The Director General, DG, of the Manufacturers Association of Nigeria (MAN), Segun Ajayi-Kadir, has raised serious concerns over the continuous depreciation of the naira calling on the government to implement immediate measures to alleviate the challenges faced by the manufacturing sector.

Speaking on a ChannelsTV program Wednesday, Ajayi- Kadir, cautioned against excessive import dependence, noting its adverse effects on the manufacturing sector, employment, and the economy’s self-sufficiency.

The DG, spoke on the need for government to focus on creating a conducive manufacturing environment in achieving industrialization, self-sufficiency and job creation.

Addressing short-term measures to alleviate challenges faced by manufacturers, Ajayi-Kadir recommended freezing the rates at which the import of raw materials, spares, and machines is calculated.

According to him, this would provide stability for manufacturers, shielding them from the impact of fluctuating currency values and fostering a more predictable business environment.

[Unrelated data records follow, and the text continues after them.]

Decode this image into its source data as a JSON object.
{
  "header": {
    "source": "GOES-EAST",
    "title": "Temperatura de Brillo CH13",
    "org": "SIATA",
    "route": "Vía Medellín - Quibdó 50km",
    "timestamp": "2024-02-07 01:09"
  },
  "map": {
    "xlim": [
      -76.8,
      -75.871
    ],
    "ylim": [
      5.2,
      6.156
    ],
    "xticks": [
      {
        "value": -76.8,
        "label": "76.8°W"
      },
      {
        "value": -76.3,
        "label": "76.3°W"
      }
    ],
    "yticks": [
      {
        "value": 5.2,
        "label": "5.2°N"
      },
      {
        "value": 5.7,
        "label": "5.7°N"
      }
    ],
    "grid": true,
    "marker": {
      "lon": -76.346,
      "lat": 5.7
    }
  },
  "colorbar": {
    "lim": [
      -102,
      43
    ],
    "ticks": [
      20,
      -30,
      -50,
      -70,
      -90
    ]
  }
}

He also highlighted the need to freeze the rates at which gas prices are calculated and suggested improvements in security to ensure the smooth supply of raw materials.

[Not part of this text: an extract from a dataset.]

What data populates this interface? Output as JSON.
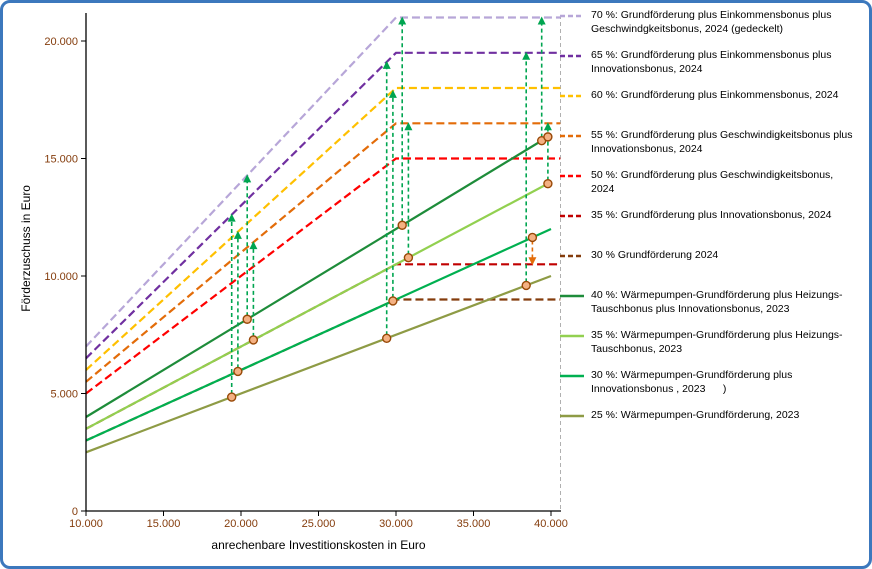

Ajayi-Kadir, proposed the government open new credit sources with rates not exceeding 5 per cent, providing quick wins to alleviate pressure on the manufacturing sector.

“As a matter of fact there is no reason why we should be paying for gas in dollars and It is way too high one of the highest in the world. Another thing is you need to improve on security because even those raw materials that we will get locally from the farmers and logistics is becoming a challenge.

“Additionally government should remove the price verification porter because it’s making companies to shut down they are not able to import those raw materials. I think if government does this and of course, opens new windows for us to source our credit at rates that are not lower and that are not higher than 5 per cent. I think these are very quick wins that government can do that can lower the pressure that is upon the manufacturing sector, ” he said.

Highlighting challenges in accessing foreign exchange (forex), Ajayi-Kadir disclosed that manufacturers primarily obtain forex through Bureau De Change, as banks typically offer less than 20 per cent of the required amount.

He called for a reconsideration of this process to ensure manufacturers receive adequate forex to sustain their operations.